[Editorial] Sexual misconduct
Recent cases should ring alarm bells
By KH디지털2Published : Aug. 5, 2015 - 17:28
The Korean society, like elsewhere in the world, often witnesses sex scandals involving politicians, government officials, professors, teachers and celebrities. But the latest two cases -- one involving a member of the National Assembly and the other involving five teachers in the same high school -- should be a cause for big concern.
The scandal involving Rep. Sim Hag-bong of the ruling Saenuri Party looks like a nasty soap opera, starting with a woman accusing the lawmaker of raping her at a hotel in Daegu last month.
But the woman later dropped her accusation, telling police officers that she could have resisted the lawmaker, but did not, and she did not want him to be punished. So police dropped charges.
The woman’s about-face raised suspicions that Sim might have paid her off to change her testimony. The opposition has every right to demand a reinvestigation of the case. Female lawmakers of the New Politics Alliance for Democracy also did the right thing by taking the case to the National Assembly Ethics Committee.
It has yet to be determined what really took place between Sim, 54, and the woman, 48, but what’s not disputable is that -- as police found on security camera -- they were together in a hotel room during the day, at 11 a.m.
Sim belongs to the National Assembly’s Science, ICT, Future Planning, Broadcasting and Communications Committee, which was in session at the very time he was staying with the woman at a hotel room about 300 kilometers away from the parliament in Seoul.
Should not this alone be sufficient for him to forfeit his parliamentary seat?

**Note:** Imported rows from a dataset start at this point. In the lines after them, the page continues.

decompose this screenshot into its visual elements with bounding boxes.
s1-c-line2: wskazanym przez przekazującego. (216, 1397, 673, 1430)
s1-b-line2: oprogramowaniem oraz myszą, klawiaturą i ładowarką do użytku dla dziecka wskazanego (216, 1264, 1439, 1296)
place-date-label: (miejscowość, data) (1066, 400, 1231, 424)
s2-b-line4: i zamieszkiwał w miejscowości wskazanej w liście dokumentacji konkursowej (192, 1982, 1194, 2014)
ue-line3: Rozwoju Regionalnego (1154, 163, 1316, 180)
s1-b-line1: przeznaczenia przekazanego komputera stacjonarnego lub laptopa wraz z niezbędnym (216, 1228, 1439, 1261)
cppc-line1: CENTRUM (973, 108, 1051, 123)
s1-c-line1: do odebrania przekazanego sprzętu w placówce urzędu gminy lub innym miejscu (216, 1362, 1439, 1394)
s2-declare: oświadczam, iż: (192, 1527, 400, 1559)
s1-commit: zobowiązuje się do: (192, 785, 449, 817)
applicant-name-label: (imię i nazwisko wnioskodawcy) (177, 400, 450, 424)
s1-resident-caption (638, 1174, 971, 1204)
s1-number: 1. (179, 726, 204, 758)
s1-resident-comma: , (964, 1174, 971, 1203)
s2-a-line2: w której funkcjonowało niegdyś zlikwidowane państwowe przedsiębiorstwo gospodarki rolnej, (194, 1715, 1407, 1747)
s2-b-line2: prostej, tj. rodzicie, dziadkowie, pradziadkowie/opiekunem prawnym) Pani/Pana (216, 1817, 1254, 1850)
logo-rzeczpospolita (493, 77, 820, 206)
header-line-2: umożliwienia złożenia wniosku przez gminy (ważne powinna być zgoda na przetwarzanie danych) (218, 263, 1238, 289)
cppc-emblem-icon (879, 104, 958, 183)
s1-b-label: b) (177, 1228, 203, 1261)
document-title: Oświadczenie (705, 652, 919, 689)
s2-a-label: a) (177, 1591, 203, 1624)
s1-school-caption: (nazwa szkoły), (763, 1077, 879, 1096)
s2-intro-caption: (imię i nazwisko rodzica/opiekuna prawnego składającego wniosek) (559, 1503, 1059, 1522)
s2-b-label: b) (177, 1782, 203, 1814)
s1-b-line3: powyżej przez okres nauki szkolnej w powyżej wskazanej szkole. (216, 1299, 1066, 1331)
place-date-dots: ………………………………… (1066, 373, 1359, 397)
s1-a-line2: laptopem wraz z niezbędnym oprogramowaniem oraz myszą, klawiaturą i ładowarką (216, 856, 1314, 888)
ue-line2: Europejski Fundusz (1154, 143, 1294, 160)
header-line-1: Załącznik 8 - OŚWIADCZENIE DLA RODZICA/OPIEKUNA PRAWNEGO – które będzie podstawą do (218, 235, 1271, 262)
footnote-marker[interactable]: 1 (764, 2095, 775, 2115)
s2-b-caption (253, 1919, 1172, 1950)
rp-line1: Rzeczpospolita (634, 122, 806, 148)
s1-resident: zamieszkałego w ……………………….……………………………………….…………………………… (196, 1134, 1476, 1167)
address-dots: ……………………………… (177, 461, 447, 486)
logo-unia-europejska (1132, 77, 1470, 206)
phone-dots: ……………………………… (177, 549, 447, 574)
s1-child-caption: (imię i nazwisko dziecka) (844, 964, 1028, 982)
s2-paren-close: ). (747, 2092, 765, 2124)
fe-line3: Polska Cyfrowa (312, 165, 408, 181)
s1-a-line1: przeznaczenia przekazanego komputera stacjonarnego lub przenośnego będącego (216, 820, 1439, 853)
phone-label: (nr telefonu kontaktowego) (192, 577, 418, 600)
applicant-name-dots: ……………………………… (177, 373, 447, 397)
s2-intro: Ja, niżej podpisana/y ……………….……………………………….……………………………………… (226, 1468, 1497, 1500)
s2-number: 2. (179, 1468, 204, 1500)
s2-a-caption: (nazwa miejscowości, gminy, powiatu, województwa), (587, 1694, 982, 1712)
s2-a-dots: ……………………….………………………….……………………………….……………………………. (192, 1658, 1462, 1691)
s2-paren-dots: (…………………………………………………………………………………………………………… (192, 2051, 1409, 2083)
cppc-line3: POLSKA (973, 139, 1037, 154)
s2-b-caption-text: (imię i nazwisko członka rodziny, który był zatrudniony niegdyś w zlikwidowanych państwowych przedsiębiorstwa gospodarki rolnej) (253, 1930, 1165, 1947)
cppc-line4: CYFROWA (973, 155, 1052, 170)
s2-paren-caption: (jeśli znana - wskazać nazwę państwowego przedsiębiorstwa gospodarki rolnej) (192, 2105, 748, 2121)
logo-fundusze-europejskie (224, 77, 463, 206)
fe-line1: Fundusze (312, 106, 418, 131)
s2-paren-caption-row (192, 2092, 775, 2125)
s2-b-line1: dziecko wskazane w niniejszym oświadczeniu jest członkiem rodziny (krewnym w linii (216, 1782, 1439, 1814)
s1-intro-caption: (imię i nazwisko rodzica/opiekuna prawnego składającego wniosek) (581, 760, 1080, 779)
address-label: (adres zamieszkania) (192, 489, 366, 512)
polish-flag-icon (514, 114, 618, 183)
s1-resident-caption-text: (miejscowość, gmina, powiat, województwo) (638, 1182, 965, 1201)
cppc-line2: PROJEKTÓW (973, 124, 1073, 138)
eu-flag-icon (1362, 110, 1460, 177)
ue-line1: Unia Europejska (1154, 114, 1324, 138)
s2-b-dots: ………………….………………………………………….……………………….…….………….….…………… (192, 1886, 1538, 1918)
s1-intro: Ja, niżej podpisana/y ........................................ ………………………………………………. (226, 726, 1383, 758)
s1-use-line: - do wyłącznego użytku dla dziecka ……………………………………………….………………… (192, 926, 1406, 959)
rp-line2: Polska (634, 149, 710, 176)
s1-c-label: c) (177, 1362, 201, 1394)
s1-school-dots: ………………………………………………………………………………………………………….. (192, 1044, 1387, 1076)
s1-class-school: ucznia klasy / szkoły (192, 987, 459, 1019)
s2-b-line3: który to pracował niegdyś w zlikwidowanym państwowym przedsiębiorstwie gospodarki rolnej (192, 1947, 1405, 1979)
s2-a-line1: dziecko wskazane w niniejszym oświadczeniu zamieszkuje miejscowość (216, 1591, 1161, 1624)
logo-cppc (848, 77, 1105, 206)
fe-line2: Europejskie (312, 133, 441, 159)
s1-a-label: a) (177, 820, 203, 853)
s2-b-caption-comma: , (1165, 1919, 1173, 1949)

Under mounting pressure, Sim quit the ruling party, but it can never be the only punishment a lawmaker like him should be subject to.
If Sim’s case is an isolated one -- however deploring it might be -- the case of the five teachers in a Seoul school -- including the principal -- is outrageous in that sexual misdeeds there took place on a massive scale and much worse, it had been hushed up for more than a year.
Education officials and law-enforcement authorities have yet to look into full details of the case, but there are convincing allegations that the five male teachers engaged in habitual sexual molestations and harassments against female teachers and students for a long time.
Most disturbing is the allegation that the principal, himself accused of sexual misconduct, ignored complaints from female teachers and students, and did not report the cases to the municipal education office or law-enforcement authorities, which he is required to do under the law.
Thanks to the principal’s apparent patronage, a male teacher who was accused of tearing up clothes of a female teacher trying to make unwanted sexual advances could stay at the school for more than one year by taking various forms of leaves. He was transferred only last March, 13 months after the case.
The school’s case shows that all the fuss and set of measures announced by education authorities whenever there were sex scandals on campuses have had little effect in curbing the growing ill.